Un confronto che va oltre la tecnica e il prodotto, per mettere al centro il valore sociale del lavoro artigiano. È il senso dell’incontro che si è svolto venerdì allo stand Conpait, nel primo giorno del Sigep di Rimini, dove il presidente Angelo Musolino ha accolto la ministra per le Disabilità Alessandra Locatelli. Il dialogo è stato reso possibile grazie alla collaborazione con Confartigianato Imprese.
La ministra ha avuto modo di conoscere da vicino la realtà della pasticceria artigiana italiana, un settore fondato su professionalità, formazione continua e inclusione. Musolino ha ricordato come il cibo rappresenti non solo un prodotto, ma anche relazione, accessibilità e dignità: un linguaggio universale che, se sostenuto da competenze e sensibilità, può diventare strumento di crescita per la comunità.
Durante l’incontro è stato approfondito il ruolo che la pasticceria può svolgere nel creare opportunità per le persone con disabilità, valorizzando talenti e percorsi personalizzati. Un impegno che Conpait porta avanti da anni, promuovendo una cultura del lavoro attenta alle fragilità senza rinunciare alla qualità e all’eccellenza del mestiere.

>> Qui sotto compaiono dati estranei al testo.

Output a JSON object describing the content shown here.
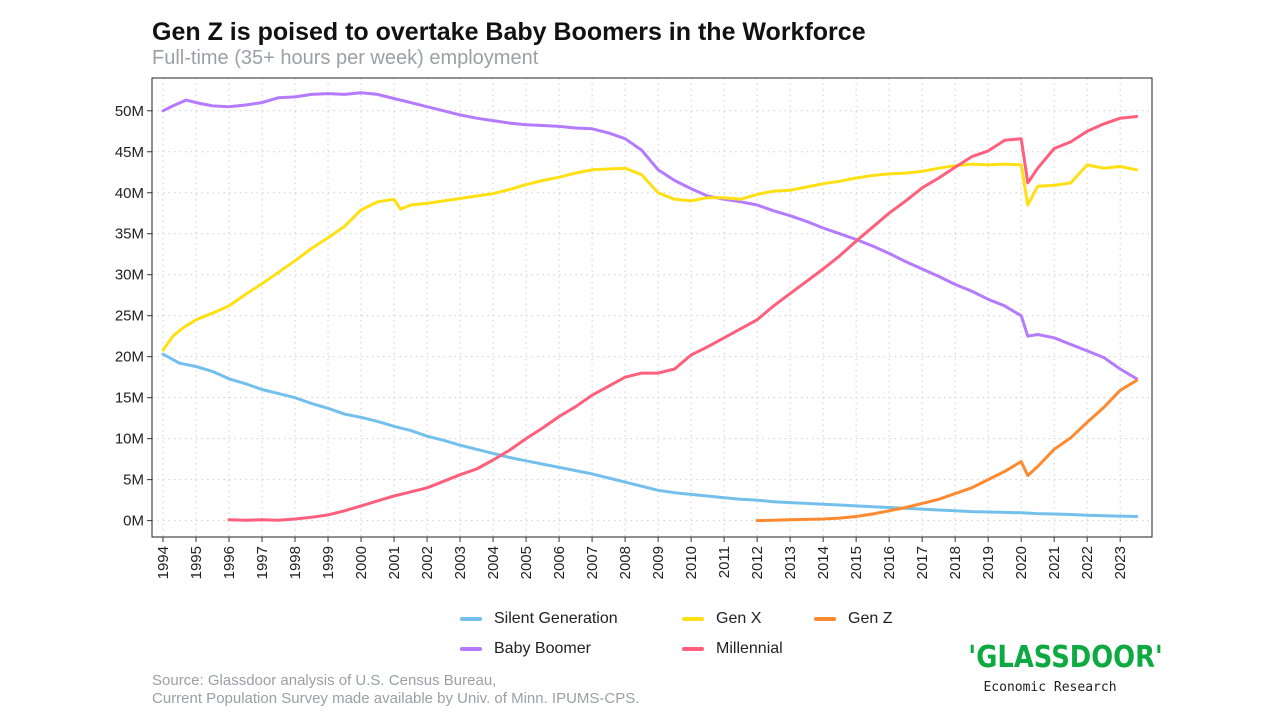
{
  "header": {
    "title": "Gen Z is poised to overtake Baby Boomers in the Workforce",
    "subtitle": "Full-time (35+ hours per week) employment"
  },
  "footer": {
    "source_line1": "Source: Glassdoor analysis of U.S. Census Bureau,",
    "source_line2": "Current Population Survey made available by Univ. of Minn. IPUMS-CPS.",
    "brand_name": "'GLASSDOOR'",
    "brand_sub": "Economic Research"
  },
  "chart_data": {
    "type": "line",
    "title": "Gen Z is poised to overtake Baby Boomers in the Workforce",
    "subtitle": "Full-time (35+ hours per week) employment",
    "xlim": [
      1994,
      2023.6
    ],
    "ylim": [
      -2,
      54
    ],
    "x_ticks": [
      "1994",
      "1995",
      "1996",
      "1997",
      "1998",
      "1999",
      "2000",
      "2001",
      "2002",
      "2003",
      "2004",
      "2005",
      "2006",
      "2007",
      "2008",
      "2009",
      "2010",
      "2011",
      "2012",
      "2013",
      "2014",
      "2015",
      "2016",
      "2017",
      "2018",
      "2019",
      "2020",
      "2021",
      "2022",
      "2023"
    ],
    "y_ticks": [
      {
        "value": 0,
        "label": "0M"
      },
      {
        "value": 5,
        "label": "5M"
      },
      {
        "value": 10,
        "label": "10M"
      },
      {
        "value": 15,
        "label": "15M"
      },
      {
        "value": 20,
        "label": "20M"
      },
      {
        "value": 25,
        "label": "25M"
      },
      {
        "value": 30,
        "label": "30M"
      },
      {
        "value": 35,
        "label": "35M"
      },
      {
        "value": 40,
        "label": "40M"
      },
      {
        "value": 45,
        "label": "45M"
      },
      {
        "value": 50,
        "label": "50M"
      }
    ],
    "grid": true,
    "legend_position": "bottom",
    "series": [
      {
        "name": "Silent Generation",
        "color": "#74c0ec",
        "points": [
          [
            1994,
            20.3
          ],
          [
            1994.5,
            19.2
          ],
          [
            1995,
            18.8
          ],
          [
            1995.5,
            18.2
          ],
          [
            1996,
            17.3
          ],
          [
            1996.5,
            16.7
          ],
          [
            1997,
            16.0
          ],
          [
            1997.5,
            15.5
          ],
          [
            1998,
            15.0
          ],
          [
            1998.5,
            14.3
          ],
          [
            1999,
            13.7
          ],
          [
            1999.5,
            13.0
          ],
          [
            2000,
            12.6
          ],
          [
            2000.5,
            12.1
          ],
          [
            2001,
            11.5
          ],
          [
            2001.5,
            11.0
          ],
          [
            2002,
            10.3
          ],
          [
            2002.5,
            9.8
          ],
          [
            2003,
            9.2
          ],
          [
            2003.5,
            8.7
          ],
          [
            2004,
            8.2
          ],
          [
            2004.5,
            7.7
          ],
          [
            2005,
            7.3
          ],
          [
            2005.5,
            6.9
          ],
          [
            2006,
            6.5
          ],
          [
            2006.5,
            6.1
          ],
          [
            2007,
            5.7
          ],
          [
            2007.5,
            5.2
          ],
          [
            2008,
            4.7
          ],
          [
            2008.5,
            4.2
          ],
          [
            2009,
            3.7
          ],
          [
            2009.5,
            3.4
          ],
          [
            2010,
            3.2
          ],
          [
            2010.5,
            3.0
          ],
          [
            2011,
            2.8
          ],
          [
            2011.5,
            2.6
          ],
          [
            2012,
            2.5
          ],
          [
            2012.5,
            2.3
          ],
          [
            2013,
            2.2
          ],
          [
            2013.5,
            2.1
          ],
          [
            2014,
            2.0
          ],
          [
            2014.5,
            1.9
          ],
          [
            2015,
            1.8
          ],
          [
            2015.5,
            1.7
          ],
          [
            2016,
            1.6
          ],
          [
            2016.5,
            1.5
          ],
          [
            2017,
            1.4
          ],
          [
            2017.5,
            1.3
          ],
          [
            2018,
            1.2
          ],
          [
            2018.5,
            1.1
          ],
          [
            2019,
            1.05
          ],
          [
            2019.5,
            1.0
          ],
          [
            2020,
            0.95
          ],
          [
            2020.5,
            0.85
          ],
          [
            2021,
            0.8
          ],
          [
            2021.5,
            0.75
          ],
          [
            2022,
            0.65
          ],
          [
            2022.5,
            0.6
          ],
          [
            2023,
            0.55
          ],
          [
            2023.5,
            0.5
          ]
        ]
      },
      {
        "name": "Baby Boomer",
        "color": "#b57bff",
        "points": [
          [
            1994,
            50.0
          ],
          [
            1994.3,
            50.6
          ],
          [
            1994.7,
            51.3
          ],
          [
            1995,
            51.0
          ],
          [
            1995.5,
            50.6
          ],
          [
            1996,
            50.5
          ],
          [
            1996.5,
            50.7
          ],
          [
            1997,
            51.0
          ],
          [
            1997.5,
            51.6
          ],
          [
            1998,
            51.7
          ],
          [
            1998.5,
            52.0
          ],
          [
            1999,
            52.1
          ],
          [
            1999.5,
            52.0
          ],
          [
            2000,
            52.2
          ],
          [
            2000.5,
            52.0
          ],
          [
            2001,
            51.5
          ],
          [
            2001.5,
            51.0
          ],
          [
            2002,
            50.5
          ],
          [
            2002.5,
            50.0
          ],
          [
            2003,
            49.5
          ],
          [
            2003.5,
            49.1
          ],
          [
            2004,
            48.8
          ],
          [
            2004.5,
            48.5
          ],
          [
            2005,
            48.3
          ],
          [
            2005.5,
            48.2
          ],
          [
            2006,
            48.1
          ],
          [
            2006.5,
            47.9
          ],
          [
            2007,
            47.8
          ],
          [
            2007.5,
            47.3
          ],
          [
            2008,
            46.6
          ],
          [
            2008.5,
            45.2
          ],
          [
            2009,
            42.8
          ],
          [
            2009.5,
            41.5
          ],
          [
            2010,
            40.5
          ],
          [
            2010.5,
            39.6
          ],
          [
            2011,
            39.2
          ],
          [
            2011.5,
            38.9
          ],
          [
            2012,
            38.5
          ],
          [
            2012.5,
            37.8
          ],
          [
            2013,
            37.2
          ],
          [
            2013.5,
            36.5
          ],
          [
            2014,
            35.7
          ],
          [
            2014.5,
            35.0
          ],
          [
            2015,
            34.3
          ],
          [
            2015.5,
            33.5
          ],
          [
            2016,
            32.6
          ],
          [
            2016.5,
            31.6
          ],
          [
            2017,
            30.7
          ],
          [
            2017.5,
            29.8
          ],
          [
            2018,
            28.8
          ],
          [
            2018.5,
            28.0
          ],
          [
            2019,
            27.0
          ],
          [
            2019.5,
            26.2
          ],
          [
            2020,
            25.0
          ],
          [
            2020.2,
            22.5
          ],
          [
            2020.5,
            22.7
          ],
          [
            2021,
            22.3
          ],
          [
            2021.5,
            21.5
          ],
          [
            2022,
            20.7
          ],
          [
            2022.5,
            19.9
          ],
          [
            2023,
            18.5
          ],
          [
            2023.5,
            17.3
          ]
        ]
      },
      {
        "name": "Gen X",
        "color": "#ffe014",
        "points": [
          [
            1994,
            20.8
          ],
          [
            1994.3,
            22.5
          ],
          [
            1994.6,
            23.5
          ],
          [
            1995,
            24.5
          ],
          [
            1995.5,
            25.3
          ],
          [
            1996,
            26.2
          ],
          [
            1996.5,
            27.6
          ],
          [
            1997,
            28.9
          ],
          [
            1997.5,
            30.3
          ],
          [
            1998,
            31.7
          ],
          [
            1998.5,
            33.2
          ],
          [
            1999,
            34.5
          ],
          [
            1999.5,
            35.9
          ],
          [
            2000,
            37.9
          ],
          [
            2000.5,
            38.9
          ],
          [
            2001,
            39.2
          ],
          [
            2001.2,
            38.0
          ],
          [
            2001.5,
            38.5
          ],
          [
            2002,
            38.7
          ],
          [
            2002.5,
            39.0
          ],
          [
            2003,
            39.3
          ],
          [
            2003.5,
            39.6
          ],
          [
            2004,
            39.9
          ],
          [
            2004.5,
            40.4
          ],
          [
            2005,
            41.0
          ],
          [
            2005.5,
            41.5
          ],
          [
            2006,
            41.9
          ],
          [
            2006.5,
            42.4
          ],
          [
            2007,
            42.8
          ],
          [
            2007.5,
            42.9
          ],
          [
            2008,
            43.0
          ],
          [
            2008.5,
            42.2
          ],
          [
            2009,
            40.0
          ],
          [
            2009.5,
            39.2
          ],
          [
            2010,
            39.0
          ],
          [
            2010.5,
            39.4
          ],
          [
            2011,
            39.4
          ],
          [
            2011.5,
            39.2
          ],
          [
            2012,
            39.8
          ],
          [
            2012.5,
            40.2
          ],
          [
            2013,
            40.3
          ],
          [
            2013.5,
            40.7
          ],
          [
            2014,
            41.1
          ],
          [
            2014.5,
            41.4
          ],
          [
            2015,
            41.8
          ],
          [
            2015.5,
            42.1
          ],
          [
            2016,
            42.3
          ],
          [
            2016.5,
            42.4
          ],
          [
            2017,
            42.6
          ],
          [
            2017.5,
            43.0
          ],
          [
            2018,
            43.3
          ],
          [
            2018.5,
            43.5
          ],
          [
            2019,
            43.4
          ],
          [
            2019.5,
            43.5
          ],
          [
            2020,
            43.4
          ],
          [
            2020.2,
            38.5
          ],
          [
            2020.5,
            40.8
          ],
          [
            2021,
            40.9
          ],
          [
            2021.5,
            41.2
          ],
          [
            2022,
            43.4
          ],
          [
            2022.5,
            43.0
          ],
          [
            2023,
            43.2
          ],
          [
            2023.5,
            42.8
          ]
        ]
      },
      {
        "name": "Millennial",
        "color": "#fd5f7c",
        "points": [
          [
            1996,
            0.1
          ],
          [
            1996.5,
            0.05
          ],
          [
            1997,
            0.1
          ],
          [
            1997.5,
            0.05
          ],
          [
            1998,
            0.2
          ],
          [
            1998.5,
            0.4
          ],
          [
            1999,
            0.7
          ],
          [
            1999.5,
            1.2
          ],
          [
            2000,
            1.8
          ],
          [
            2000.5,
            2.4
          ],
          [
            2001,
            3.0
          ],
          [
            2001.5,
            3.5
          ],
          [
            2002,
            4.0
          ],
          [
            2002.5,
            4.8
          ],
          [
            2003,
            5.6
          ],
          [
            2003.5,
            6.3
          ],
          [
            2004,
            7.4
          ],
          [
            2004.5,
            8.6
          ],
          [
            2005,
            10.0
          ],
          [
            2005.5,
            11.3
          ],
          [
            2006,
            12.7
          ],
          [
            2006.5,
            13.9
          ],
          [
            2007,
            15.3
          ],
          [
            2007.5,
            16.4
          ],
          [
            2008,
            17.5
          ],
          [
            2008.5,
            18.0
          ],
          [
            2009,
            18.0
          ],
          [
            2009.5,
            18.5
          ],
          [
            2010,
            20.2
          ],
          [
            2010.5,
            21.2
          ],
          [
            2011,
            22.3
          ],
          [
            2011.5,
            23.4
          ],
          [
            2012,
            24.5
          ],
          [
            2012.5,
            26.2
          ],
          [
            2013,
            27.7
          ],
          [
            2013.5,
            29.2
          ],
          [
            2014,
            30.7
          ],
          [
            2014.5,
            32.3
          ],
          [
            2015,
            34.1
          ],
          [
            2015.5,
            35.8
          ],
          [
            2016,
            37.5
          ],
          [
            2016.5,
            39.0
          ],
          [
            2017,
            40.6
          ],
          [
            2017.5,
            41.8
          ],
          [
            2018,
            43.1
          ],
          [
            2018.5,
            44.4
          ],
          [
            2019,
            45.1
          ],
          [
            2019.5,
            46.4
          ],
          [
            2020,
            46.6
          ],
          [
            2020.2,
            41.2
          ],
          [
            2020.5,
            43.0
          ],
          [
            2021,
            45.4
          ],
          [
            2021.5,
            46.2
          ],
          [
            2022,
            47.5
          ],
          [
            2022.5,
            48.4
          ],
          [
            2023,
            49.1
          ],
          [
            2023.5,
            49.3
          ]
        ]
      },
      {
        "name": "Gen Z",
        "color": "#fd8a2f",
        "points": [
          [
            2012,
            0.0
          ],
          [
            2012.5,
            0.05
          ],
          [
            2013,
            0.1
          ],
          [
            2013.5,
            0.15
          ],
          [
            2014,
            0.2
          ],
          [
            2014.5,
            0.3
          ],
          [
            2015,
            0.5
          ],
          [
            2015.5,
            0.8
          ],
          [
            2016,
            1.2
          ],
          [
            2016.5,
            1.6
          ],
          [
            2017,
            2.1
          ],
          [
            2017.5,
            2.6
          ],
          [
            2018,
            3.3
          ],
          [
            2018.5,
            4.0
          ],
          [
            2019,
            5.0
          ],
          [
            2019.5,
            6.0
          ],
          [
            2020,
            7.2
          ],
          [
            2020.2,
            5.5
          ],
          [
            2020.5,
            6.6
          ],
          [
            2021,
            8.7
          ],
          [
            2021.5,
            10.1
          ],
          [
            2022,
            12.0
          ],
          [
            2022.5,
            13.8
          ],
          [
            2023,
            15.9
          ],
          [
            2023.5,
            17.1
          ]
        ]
      }
    ],
    "legend": {
      "silent": "Silent Generation",
      "genx": "Gen X",
      "genz": "Gen Z",
      "boomer": "Baby Boomer",
      "millennial": "Millennial"
    }
  }
}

Musolino ha rivolto un ringraziamento a Confartigianato Imprese per il supporto all’iniziativa: «La collaborazione con Confartigianato è fondamentale per costruire percorsi concreti di inclusione e per far conoscere il valore umano e professionale del nostro settore». Ha poi ribadito l’impegno dell’associazione: «Conpait è e sarà sempre vicina alle persone con disabilità. L’inclusione non è un tema da affrontare una volta l’anno, ma un principio che guida ogni nostra scelta».
Il Sigep si conferma così un palcoscenico ideale per raccontare una pasticceria che unisce creatività, lavoro e responsabilità sociale, capace di generare opportunità e di contribuire allo sviluppo del territorio.
Intanto proseguono le attività nello stand Conpait, tra campionati italiani, degustazioni e numerose iniziative che coinvolgono gli associati.